Foi pela calada da noite, que, a 13 Outubro de 1992, foram retiradas da estação de comboios de Bragança as composições que lá operavam. Enquanto a população da cidade dormia, às três da madrugada, locomotivas e carruagens da CP eram levadas para nunca mais regressar. Foi um marco na história do distrito, interpretado por muitos, como o início de um esvaziamento progressivo de serviços desconcentrados do Estado.

Nessa noite, \"fui acordado à uma da manhã, por um amigo que me telefonou, a alertar para o que ía acontecer\" recorda Fernando Guilherme, na altura presidente da Associação Empresarial de Bragança, e um dos principais opositores à retirada do comboio de Bragança.
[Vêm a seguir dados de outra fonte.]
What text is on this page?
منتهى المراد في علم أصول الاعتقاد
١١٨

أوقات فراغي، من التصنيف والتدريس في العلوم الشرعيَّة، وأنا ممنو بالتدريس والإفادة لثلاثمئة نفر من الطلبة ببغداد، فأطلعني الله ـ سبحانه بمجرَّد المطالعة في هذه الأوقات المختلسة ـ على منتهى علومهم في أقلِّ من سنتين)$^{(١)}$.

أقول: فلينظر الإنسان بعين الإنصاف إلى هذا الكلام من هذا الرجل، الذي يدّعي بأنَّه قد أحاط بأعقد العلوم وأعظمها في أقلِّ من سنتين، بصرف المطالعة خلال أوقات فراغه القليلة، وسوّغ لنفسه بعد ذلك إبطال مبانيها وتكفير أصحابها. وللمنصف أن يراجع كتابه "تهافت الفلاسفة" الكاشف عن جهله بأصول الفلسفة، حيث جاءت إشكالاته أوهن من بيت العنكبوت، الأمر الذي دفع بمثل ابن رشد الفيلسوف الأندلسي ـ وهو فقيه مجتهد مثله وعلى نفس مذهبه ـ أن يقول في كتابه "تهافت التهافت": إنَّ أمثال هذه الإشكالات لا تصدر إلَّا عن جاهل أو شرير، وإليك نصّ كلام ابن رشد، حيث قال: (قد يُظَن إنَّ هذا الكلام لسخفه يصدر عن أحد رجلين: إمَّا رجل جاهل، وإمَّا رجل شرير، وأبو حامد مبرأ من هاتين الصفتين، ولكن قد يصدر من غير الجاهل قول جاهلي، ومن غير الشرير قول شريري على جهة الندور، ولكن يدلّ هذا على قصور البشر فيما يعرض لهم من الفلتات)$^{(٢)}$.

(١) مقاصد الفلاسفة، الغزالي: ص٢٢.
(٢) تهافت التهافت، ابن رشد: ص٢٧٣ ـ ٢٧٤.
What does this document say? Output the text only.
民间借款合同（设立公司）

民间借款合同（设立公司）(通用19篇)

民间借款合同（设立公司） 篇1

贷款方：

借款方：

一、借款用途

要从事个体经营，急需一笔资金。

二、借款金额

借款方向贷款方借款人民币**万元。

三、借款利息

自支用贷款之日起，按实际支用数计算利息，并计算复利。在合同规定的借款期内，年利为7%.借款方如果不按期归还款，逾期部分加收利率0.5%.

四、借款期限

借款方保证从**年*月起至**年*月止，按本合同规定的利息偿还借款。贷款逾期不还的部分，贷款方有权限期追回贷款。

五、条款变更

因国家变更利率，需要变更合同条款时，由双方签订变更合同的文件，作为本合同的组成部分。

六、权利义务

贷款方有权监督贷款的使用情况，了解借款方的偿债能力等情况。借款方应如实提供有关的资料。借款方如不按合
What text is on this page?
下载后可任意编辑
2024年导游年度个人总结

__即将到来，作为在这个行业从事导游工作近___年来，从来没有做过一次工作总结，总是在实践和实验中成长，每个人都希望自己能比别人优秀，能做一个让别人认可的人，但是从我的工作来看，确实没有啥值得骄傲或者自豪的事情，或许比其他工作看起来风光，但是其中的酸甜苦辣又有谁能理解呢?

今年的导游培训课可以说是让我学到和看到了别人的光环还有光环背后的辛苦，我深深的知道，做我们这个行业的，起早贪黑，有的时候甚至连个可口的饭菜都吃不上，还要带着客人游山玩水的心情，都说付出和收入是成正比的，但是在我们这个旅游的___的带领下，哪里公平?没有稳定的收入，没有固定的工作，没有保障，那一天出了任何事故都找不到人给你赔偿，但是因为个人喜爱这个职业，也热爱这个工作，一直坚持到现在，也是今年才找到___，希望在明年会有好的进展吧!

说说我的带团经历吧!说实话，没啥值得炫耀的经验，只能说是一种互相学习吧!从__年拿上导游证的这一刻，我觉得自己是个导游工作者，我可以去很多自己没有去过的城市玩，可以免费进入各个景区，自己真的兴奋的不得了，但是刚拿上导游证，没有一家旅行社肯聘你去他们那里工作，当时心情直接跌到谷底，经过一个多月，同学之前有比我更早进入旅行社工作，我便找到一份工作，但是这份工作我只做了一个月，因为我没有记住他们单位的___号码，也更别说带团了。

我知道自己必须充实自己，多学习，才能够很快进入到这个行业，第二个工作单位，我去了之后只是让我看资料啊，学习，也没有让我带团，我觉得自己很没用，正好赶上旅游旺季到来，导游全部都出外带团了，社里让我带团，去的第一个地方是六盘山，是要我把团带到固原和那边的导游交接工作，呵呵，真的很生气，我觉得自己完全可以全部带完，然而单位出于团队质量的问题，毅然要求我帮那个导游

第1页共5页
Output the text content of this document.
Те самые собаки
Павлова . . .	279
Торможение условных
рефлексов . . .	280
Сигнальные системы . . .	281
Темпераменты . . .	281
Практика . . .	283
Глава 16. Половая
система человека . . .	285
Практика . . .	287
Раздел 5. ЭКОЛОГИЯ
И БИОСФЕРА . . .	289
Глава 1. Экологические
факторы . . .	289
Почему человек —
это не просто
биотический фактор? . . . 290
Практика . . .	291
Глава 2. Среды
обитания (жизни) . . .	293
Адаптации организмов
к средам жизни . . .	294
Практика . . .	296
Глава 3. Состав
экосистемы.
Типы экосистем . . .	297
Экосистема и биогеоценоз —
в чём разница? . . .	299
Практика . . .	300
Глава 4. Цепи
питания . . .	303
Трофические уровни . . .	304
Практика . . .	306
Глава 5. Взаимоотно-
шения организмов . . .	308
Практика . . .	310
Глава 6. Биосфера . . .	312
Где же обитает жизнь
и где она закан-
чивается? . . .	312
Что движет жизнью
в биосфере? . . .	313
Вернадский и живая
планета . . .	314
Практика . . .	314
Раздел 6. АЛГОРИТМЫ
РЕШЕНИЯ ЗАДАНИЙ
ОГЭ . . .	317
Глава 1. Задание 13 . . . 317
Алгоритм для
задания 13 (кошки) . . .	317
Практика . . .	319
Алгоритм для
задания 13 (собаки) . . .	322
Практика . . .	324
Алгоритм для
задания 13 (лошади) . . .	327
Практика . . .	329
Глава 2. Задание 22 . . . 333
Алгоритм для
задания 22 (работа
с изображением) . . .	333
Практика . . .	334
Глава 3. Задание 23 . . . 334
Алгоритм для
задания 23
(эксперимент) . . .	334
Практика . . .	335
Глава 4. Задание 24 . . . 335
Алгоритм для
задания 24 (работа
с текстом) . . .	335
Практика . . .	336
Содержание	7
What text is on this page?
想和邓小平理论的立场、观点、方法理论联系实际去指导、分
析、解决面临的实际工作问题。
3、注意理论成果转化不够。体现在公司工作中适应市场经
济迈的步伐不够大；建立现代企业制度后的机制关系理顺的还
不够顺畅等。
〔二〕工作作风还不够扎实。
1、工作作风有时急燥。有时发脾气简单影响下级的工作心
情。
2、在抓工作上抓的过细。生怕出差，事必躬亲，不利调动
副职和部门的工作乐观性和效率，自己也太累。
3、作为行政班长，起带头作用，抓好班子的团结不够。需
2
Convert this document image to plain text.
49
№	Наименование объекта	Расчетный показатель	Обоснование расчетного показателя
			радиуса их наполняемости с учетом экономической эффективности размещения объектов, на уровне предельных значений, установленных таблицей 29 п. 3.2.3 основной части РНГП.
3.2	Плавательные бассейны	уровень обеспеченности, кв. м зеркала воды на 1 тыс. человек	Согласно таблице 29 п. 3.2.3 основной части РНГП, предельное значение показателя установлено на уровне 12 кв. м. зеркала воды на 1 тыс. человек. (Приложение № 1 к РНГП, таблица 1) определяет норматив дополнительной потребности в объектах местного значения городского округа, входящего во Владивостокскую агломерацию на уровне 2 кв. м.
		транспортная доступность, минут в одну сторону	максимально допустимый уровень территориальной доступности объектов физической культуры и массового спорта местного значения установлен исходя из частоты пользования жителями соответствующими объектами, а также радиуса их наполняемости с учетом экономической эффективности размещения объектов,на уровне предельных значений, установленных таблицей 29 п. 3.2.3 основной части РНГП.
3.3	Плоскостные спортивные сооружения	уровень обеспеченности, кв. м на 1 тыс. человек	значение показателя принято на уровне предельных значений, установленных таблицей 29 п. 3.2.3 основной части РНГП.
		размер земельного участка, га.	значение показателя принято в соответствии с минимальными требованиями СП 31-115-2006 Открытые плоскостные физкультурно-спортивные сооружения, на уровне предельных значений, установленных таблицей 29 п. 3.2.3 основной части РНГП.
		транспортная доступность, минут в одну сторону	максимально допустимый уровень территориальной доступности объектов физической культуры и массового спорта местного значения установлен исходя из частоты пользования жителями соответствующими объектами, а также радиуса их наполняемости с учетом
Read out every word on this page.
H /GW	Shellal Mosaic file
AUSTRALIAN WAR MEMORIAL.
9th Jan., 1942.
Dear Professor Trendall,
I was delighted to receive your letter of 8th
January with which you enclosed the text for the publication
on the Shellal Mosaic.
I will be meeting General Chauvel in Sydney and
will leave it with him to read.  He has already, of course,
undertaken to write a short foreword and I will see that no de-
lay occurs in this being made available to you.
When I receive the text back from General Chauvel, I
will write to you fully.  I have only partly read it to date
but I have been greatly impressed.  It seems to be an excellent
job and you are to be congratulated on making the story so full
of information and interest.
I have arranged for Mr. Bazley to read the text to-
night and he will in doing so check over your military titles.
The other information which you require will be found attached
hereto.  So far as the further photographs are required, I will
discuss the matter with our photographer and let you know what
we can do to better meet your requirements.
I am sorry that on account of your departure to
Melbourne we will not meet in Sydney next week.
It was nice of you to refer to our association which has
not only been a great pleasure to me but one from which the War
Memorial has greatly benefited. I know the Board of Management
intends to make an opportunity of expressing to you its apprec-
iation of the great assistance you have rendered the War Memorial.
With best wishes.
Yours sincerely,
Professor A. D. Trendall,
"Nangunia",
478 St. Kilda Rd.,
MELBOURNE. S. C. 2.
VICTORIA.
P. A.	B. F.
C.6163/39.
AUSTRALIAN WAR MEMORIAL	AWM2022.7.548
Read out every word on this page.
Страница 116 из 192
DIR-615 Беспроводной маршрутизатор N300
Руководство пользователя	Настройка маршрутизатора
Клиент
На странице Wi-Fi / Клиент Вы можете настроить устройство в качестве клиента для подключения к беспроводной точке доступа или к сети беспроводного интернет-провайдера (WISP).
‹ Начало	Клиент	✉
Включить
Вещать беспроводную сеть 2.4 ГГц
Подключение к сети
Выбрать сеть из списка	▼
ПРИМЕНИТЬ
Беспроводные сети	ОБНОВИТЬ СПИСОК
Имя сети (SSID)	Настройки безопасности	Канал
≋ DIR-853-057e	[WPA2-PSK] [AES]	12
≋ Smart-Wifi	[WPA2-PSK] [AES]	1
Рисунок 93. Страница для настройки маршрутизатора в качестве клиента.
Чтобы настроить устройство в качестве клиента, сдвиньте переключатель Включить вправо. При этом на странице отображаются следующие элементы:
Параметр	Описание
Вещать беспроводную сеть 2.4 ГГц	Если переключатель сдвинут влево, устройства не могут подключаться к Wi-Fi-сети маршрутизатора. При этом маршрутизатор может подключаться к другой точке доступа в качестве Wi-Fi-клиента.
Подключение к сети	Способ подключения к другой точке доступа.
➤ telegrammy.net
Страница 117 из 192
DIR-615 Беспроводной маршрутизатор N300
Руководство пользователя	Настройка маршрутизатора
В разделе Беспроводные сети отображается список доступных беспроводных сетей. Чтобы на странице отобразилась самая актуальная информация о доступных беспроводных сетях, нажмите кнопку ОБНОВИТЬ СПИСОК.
\"Foi uma luta inglória\" confessa ao DN \"porque nenhum esforço deu resultado para evitar um processo inaceitável\" mesmo depois de um período de grande agitação e manifestações populares. Camiões e gruas chegaram à estação para levar da cidade um dos poucos meios de ligação ao resto do país. \"Opus-me fisicamente, mas fui detido pela PSP\" conta Fernando Guilherme que ficou \"triste por Trás-os-Montes\".

Apesar dos 13 anos que passaram, o sentimento de revolta permanece. Porque foi a partir daí que se iniciou o processo de esvaziamento...

Serviços ameaçados

Hoje, o inconformismo é agravado por rumores que dão conta de uma nova investida da administração central. No âmbito da reorganização escolar, em que o Governo quer encerrar todas as escolas do primeiro ciclo com menos de 20 alunos, já no próximo ano lectivo fecham as portas 239 escolas do distrito. Muitas aldeias vão ficar ainda mais despovoadas.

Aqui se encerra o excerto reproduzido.